At present, the idea that there was no Joshua event has been widely accepted. Remember how this happened: 1) Albright and company pegged it to the Late Bronze Age-Iron Age transition (roughly 1250-1210 BC), and analogized it to the Arab invasions. 2) The Arab invasion analogy was shown to be faulty and the archeology of the LB-Iron Age transition shown not to evidence of foreign conquest. Hence the new idea was indigenous peasant revolt; 3) the indigenous peasant revolt model was also shown to be faulty, and the scattered archaeological evidence of destruction of the LB-Iron Age transition in a few lowland cities seemed to have nothing to with the new settlement patterns in the uplands, settlement patterns which were taken as the visible birth of what would later be Israel.
Hence the Joshua event is not even a mystified version of a real conflict; it's just a fiction.
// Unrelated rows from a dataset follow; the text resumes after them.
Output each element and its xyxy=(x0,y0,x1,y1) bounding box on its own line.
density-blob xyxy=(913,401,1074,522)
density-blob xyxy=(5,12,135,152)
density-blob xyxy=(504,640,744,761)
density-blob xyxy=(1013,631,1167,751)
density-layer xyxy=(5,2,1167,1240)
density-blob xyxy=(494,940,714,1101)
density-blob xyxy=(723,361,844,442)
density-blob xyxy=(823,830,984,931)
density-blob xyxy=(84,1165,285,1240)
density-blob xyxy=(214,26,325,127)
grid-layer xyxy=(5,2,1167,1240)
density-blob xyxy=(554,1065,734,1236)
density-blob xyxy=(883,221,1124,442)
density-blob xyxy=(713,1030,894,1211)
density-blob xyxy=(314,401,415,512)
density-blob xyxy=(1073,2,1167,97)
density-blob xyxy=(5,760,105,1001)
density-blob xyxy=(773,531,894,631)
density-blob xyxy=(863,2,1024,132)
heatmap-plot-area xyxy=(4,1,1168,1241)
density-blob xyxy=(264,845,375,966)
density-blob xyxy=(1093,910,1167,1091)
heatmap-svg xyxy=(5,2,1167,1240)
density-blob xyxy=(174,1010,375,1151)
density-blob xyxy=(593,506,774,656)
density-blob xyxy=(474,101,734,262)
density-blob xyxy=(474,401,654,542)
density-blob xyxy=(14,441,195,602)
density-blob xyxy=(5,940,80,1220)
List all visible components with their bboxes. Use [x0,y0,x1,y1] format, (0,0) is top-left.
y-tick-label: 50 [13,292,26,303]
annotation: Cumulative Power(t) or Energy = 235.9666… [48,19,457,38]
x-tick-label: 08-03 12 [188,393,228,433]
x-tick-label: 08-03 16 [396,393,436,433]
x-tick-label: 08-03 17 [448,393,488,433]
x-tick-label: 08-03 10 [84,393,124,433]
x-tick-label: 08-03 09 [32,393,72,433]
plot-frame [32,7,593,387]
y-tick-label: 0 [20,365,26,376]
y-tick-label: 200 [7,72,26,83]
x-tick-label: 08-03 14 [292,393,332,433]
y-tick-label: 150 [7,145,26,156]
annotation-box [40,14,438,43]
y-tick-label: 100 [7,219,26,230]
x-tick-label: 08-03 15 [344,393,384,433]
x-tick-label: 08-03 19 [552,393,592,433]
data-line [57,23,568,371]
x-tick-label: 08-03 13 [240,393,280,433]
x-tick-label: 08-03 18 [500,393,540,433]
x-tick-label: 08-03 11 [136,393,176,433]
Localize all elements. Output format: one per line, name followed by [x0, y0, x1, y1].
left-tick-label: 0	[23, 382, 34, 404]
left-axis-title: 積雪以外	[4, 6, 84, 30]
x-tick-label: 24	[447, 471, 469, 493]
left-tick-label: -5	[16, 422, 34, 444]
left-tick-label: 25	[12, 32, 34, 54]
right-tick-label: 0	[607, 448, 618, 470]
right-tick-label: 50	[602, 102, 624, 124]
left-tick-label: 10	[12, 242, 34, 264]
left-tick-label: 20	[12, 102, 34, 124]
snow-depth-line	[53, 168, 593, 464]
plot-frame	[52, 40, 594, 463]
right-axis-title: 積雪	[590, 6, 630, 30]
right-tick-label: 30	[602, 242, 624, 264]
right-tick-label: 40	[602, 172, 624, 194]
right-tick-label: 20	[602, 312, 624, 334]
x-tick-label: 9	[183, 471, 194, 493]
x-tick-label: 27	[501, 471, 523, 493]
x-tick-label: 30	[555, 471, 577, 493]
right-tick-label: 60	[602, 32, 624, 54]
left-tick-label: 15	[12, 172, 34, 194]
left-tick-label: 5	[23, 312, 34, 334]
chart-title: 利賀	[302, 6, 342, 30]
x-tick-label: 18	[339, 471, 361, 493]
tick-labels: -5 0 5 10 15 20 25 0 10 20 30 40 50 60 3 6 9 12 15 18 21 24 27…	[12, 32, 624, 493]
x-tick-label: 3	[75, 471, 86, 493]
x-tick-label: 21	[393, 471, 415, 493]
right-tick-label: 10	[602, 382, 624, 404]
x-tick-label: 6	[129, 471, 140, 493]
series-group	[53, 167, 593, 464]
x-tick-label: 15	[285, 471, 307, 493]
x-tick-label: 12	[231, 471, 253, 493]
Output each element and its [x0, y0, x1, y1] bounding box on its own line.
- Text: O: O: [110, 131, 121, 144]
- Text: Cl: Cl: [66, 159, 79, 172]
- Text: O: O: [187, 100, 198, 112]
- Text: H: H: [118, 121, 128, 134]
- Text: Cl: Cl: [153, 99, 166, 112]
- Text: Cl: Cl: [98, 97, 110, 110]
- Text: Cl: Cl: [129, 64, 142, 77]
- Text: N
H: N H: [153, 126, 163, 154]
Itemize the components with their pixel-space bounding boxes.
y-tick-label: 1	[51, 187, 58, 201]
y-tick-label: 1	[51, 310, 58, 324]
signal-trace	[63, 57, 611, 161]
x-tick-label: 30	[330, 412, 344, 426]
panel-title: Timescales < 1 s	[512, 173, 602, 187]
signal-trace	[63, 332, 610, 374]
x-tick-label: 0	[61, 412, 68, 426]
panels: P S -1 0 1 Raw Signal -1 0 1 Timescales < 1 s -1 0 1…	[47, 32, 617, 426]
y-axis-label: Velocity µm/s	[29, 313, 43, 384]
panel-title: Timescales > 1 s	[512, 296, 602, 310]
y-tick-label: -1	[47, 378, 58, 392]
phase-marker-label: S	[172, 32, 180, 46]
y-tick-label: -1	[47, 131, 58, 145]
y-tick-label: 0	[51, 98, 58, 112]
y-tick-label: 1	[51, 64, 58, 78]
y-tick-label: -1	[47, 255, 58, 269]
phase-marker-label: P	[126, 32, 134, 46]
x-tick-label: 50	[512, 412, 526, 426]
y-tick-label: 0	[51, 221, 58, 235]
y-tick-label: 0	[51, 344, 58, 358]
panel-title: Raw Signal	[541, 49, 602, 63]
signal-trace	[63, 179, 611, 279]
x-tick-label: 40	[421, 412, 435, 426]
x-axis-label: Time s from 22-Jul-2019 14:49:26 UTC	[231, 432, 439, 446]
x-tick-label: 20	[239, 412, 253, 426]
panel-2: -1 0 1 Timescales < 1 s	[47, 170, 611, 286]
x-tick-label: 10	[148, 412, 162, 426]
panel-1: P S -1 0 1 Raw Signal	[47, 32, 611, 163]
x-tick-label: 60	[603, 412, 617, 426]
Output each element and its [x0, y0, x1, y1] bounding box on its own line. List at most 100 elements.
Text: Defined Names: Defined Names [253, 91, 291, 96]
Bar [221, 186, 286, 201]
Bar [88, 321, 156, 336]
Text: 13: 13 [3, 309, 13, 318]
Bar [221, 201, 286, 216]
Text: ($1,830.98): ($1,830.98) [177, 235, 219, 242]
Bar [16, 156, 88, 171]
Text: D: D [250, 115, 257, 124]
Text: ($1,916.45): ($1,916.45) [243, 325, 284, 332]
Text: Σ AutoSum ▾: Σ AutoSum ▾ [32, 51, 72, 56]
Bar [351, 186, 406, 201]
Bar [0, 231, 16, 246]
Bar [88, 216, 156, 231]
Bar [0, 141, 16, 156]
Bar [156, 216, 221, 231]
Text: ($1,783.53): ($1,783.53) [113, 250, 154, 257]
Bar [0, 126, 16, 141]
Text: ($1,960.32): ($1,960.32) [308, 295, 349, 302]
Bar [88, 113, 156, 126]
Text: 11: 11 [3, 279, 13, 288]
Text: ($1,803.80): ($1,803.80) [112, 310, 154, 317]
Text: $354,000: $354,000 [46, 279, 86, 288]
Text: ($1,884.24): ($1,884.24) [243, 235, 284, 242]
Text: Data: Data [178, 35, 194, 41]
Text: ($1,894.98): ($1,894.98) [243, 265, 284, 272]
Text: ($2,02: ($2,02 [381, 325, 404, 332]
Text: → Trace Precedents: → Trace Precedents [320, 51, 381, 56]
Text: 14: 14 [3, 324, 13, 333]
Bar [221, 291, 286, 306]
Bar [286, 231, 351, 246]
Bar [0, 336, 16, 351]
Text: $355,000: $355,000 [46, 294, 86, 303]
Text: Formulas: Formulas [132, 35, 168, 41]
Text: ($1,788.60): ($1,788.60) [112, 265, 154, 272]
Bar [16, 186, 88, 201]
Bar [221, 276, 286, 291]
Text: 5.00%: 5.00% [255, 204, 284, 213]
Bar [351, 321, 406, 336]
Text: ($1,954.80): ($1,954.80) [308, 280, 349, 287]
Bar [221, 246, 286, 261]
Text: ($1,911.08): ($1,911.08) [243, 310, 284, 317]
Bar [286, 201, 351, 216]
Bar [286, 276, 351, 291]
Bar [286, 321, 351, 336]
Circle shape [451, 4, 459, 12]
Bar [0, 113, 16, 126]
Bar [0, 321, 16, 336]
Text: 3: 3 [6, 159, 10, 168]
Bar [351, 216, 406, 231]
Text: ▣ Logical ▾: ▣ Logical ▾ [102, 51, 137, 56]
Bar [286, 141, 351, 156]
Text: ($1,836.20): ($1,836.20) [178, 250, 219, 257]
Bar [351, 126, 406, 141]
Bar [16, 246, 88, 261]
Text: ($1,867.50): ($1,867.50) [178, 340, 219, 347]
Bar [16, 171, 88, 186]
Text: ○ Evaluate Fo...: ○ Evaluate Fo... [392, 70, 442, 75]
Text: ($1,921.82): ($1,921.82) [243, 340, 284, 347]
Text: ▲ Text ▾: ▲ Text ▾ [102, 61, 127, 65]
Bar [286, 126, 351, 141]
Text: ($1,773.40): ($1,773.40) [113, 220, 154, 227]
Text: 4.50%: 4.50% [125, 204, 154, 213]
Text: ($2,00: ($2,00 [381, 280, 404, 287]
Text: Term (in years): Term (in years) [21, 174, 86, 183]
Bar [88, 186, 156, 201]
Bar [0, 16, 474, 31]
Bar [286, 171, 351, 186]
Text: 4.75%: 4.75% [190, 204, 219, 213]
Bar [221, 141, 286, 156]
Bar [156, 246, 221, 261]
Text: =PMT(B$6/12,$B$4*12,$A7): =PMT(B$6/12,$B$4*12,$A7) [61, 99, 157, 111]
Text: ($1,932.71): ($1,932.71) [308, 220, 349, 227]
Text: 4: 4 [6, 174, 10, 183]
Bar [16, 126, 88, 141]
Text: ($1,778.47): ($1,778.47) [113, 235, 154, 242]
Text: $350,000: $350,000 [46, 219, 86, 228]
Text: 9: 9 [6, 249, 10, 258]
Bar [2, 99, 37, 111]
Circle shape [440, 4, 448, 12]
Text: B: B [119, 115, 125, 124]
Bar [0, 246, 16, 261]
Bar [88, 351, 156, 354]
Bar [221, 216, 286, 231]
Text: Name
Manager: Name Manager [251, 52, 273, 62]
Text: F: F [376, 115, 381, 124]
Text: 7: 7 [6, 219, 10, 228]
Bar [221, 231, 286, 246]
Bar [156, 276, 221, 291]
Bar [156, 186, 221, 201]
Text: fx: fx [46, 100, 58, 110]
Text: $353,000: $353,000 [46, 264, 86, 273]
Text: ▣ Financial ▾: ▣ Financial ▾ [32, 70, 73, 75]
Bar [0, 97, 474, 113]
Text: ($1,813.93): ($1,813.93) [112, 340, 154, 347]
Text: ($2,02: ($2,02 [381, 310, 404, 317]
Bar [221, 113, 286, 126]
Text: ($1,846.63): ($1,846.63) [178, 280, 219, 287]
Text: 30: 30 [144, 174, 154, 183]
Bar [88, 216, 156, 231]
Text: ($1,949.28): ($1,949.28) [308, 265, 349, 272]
The only conflict left among critical scholars is whether it's a fiction of the monarchic period made to justify monarchy (the mainstream critical viewpoint), or else a fiction of the Persian period made to justify the return from exile and the founding of an exclusivist theocratic temple state (the minimalist position).
(to be continued)
NOTE: A big source of this has been the essays in Ronald E. Clements's World of Ancient Israel.
*This is meaning (at least according to Mendenhall) of the term 'Apiru, found in many Middle Bronze Age cuneiform texts from Assyria (Nuzi) to Egypt (Amarna) which he associates with "Hebrew". This association is controversial for a host of reasons.
** Jabin, king of Hazor, the greatest city of Canaan, appears in inscriptions from Hazor, but it appears to be a title, like Pharaoh, not a name.